DFW Rewritten

Here is the first paragraph of David Foster Wallace’s “Good People” rewritten:

Lane A. Dean, Jr. and his girlfriend sat at a picnic table. They’d gone to different high schools but attended the same junior college. Now it was springtime and they were near a lake. The air was suffused with honeysuckle and lilacs, almost too much for them to take in. The recent storms had downed trees. One tree had collapsed near the shallows of the lake where Lane and his girlfriend were now sitting. Lane liked his girlfriend and her smell, but he was distracted by another man, whose incongruous hat reminded him of his grandfather. This stranger was still, more like a man than a picture.

DFW’s paragraph is 502 words. My revised paragraph is 107 words.


  1. Your paragraph is awful–bland, facile. DFW’s is artful.

    Suppose you prefer a text message to a letter.

  2. Sorry, I am missing the point. You revised a long well written paragraph into a shorter boring one?

    Why do you love to hate on DFW?

  3. Color me unsure of what the point of this exercise was as well. This loses all feeling of atmosphere, of the emotion attached to the description. I understand DFW isn’t for everyone, but that doesn’t mean he isn’t for anyone.

  4. For

    Here is the first paragraph of David Foster Wallace’s “Good People” rewritten:


    I re-wrote the opening of David Foster Wallace’s “Good People”:

    and for

    DFW’s paragraph is 502 words. My revised paragraph is 107 words.

    swap in

    His was 502 words; mine, 107.


  5. I’m curious — did you first read the story online or in print? The layout of the print version is (to my mind) intended to be aesthetically pleasing — three long paragraphs on page one, almost like tapestries. However, that format also points out what could be taken as the story’s major flaws.

  6. awesome work Ed. I always think of “it’s not writing it’s typing” when I read DFW? But try doing it for the first graph of *A Farewell to Arms*

  7. Re: Who says I hate DFW?

    I wouldn’t say you hate him but you do seem to bash him from time to time. Perhaps the following seems familiar:

    While it breaks my heart to say it, I think Wallace is washed up. He could very well prove me wrong. But if he has nothing playful or interesting to contribute to the world of letters, I’d much prefer it if he threw in the towel and coasted on his past achievements, rather than writing work that sometimes reads and feels as dated and inconsequential as a 1997 episode of Seinfeld.

    Also you once made this (in my opinion) ridiculous claim comparing DFW to MZD:

    Well, I am here to tell you that I have discovered a man who can write David Foster Wallace under the table, if indeed a comparative summation between writing and drinking can be consummated.

    I liked House of Leaves but it’s cleverness does not match up against the brilliance of Infinite Jest (obviously, again, my opinion).

  8. Whether your feelings for Mr. Wallace fall foul, fair or just plain indifferent, I cannot comment upon. But I will say that his 502 words of prose—while convincing and even beautiful, themselves—paint a “picture” that is still and lifeless. [“…more like a picture than a man.”] This was probably his intent. Each reader will make of it what they will.
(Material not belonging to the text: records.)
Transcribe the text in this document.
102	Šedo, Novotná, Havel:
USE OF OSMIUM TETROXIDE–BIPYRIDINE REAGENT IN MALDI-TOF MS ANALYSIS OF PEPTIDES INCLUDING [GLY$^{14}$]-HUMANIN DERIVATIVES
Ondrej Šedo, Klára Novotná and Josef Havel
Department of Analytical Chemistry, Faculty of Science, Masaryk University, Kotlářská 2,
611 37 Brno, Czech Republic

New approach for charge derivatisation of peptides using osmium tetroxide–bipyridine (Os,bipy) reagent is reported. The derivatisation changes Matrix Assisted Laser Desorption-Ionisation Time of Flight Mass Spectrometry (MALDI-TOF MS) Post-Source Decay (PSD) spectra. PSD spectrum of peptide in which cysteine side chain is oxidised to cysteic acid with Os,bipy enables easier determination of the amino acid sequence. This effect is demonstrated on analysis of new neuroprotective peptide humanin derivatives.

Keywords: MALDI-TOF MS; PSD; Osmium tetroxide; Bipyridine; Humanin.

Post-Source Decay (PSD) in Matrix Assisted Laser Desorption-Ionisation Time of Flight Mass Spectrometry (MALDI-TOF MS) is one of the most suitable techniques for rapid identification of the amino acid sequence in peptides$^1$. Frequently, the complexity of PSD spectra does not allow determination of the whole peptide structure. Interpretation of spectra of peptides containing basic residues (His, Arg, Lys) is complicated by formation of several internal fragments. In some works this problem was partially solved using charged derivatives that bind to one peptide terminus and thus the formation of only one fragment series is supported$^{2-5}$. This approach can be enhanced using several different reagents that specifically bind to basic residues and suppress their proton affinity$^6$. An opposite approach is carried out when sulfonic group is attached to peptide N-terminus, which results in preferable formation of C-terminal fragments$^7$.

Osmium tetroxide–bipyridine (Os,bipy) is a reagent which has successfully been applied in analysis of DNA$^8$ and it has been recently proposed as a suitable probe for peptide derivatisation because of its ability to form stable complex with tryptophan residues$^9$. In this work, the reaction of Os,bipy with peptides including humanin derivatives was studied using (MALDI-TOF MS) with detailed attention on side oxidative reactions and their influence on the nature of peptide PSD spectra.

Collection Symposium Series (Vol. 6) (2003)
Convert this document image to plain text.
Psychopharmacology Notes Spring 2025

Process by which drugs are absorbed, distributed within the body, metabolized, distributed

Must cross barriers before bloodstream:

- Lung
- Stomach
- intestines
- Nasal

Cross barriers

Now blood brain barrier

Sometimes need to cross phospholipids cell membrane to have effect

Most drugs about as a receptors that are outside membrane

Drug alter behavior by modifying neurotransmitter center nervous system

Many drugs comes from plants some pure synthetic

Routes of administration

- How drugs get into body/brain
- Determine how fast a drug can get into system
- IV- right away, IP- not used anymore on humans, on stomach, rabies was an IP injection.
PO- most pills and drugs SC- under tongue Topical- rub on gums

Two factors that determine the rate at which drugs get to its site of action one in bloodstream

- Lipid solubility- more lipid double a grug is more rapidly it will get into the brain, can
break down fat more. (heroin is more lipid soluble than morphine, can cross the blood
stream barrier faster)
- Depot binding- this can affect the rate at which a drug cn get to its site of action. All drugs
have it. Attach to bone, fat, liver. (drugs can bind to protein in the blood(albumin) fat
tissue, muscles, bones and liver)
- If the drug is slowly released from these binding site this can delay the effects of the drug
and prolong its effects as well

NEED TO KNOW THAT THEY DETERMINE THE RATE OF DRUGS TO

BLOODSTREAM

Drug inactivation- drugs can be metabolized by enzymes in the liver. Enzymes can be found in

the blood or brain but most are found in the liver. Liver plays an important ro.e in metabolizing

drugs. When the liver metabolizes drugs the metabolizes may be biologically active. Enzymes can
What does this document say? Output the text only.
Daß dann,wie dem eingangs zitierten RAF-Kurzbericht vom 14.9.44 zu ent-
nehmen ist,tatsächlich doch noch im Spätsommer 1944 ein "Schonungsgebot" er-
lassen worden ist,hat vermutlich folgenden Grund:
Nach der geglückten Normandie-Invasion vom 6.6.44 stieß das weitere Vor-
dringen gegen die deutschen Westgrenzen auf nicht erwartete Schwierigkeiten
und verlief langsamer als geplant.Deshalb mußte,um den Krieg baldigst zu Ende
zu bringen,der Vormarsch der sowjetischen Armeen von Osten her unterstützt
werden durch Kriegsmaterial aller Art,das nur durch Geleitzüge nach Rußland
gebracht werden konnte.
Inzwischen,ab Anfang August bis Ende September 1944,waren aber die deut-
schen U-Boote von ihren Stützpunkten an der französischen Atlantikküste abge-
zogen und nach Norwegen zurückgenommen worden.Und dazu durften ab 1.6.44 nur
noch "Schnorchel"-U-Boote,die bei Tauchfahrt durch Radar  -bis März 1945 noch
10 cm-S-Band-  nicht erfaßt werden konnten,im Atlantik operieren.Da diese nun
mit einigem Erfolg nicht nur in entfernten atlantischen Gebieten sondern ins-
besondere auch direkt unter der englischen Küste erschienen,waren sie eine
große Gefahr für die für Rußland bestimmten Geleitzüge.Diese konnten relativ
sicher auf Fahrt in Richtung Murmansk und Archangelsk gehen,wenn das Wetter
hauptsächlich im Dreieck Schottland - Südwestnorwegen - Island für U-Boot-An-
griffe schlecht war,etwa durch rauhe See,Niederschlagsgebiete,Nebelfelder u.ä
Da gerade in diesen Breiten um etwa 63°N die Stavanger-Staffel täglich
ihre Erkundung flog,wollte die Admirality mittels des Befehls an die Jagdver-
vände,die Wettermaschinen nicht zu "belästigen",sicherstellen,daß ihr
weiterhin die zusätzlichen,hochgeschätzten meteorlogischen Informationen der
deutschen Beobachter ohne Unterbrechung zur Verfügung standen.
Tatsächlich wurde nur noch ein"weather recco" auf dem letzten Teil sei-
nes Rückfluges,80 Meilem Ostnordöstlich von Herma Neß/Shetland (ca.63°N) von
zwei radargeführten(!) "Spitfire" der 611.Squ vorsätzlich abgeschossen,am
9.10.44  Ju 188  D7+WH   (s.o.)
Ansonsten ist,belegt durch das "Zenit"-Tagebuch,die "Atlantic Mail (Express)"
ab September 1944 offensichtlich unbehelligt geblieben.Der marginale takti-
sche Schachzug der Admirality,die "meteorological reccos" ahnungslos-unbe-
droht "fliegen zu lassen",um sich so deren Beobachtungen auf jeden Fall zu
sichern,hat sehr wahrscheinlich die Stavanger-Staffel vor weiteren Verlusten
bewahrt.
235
    Your 107 words succinctly convey the essence of the scene—with one all important distinction: While the words you chose may not fit together nearly so beautifully (imho), you describe something that may convincingly be thought of as “alive.” [“…more like a man than a picture.”] I’d surmise this has something to do with “the purpose of this experiment.”

    The success of one approach or the other all comes down to what an individual reader values more highly: beautifully described death (inanimateness), or coarsely described life.

    Of course, certain combinations of the two yield the best results.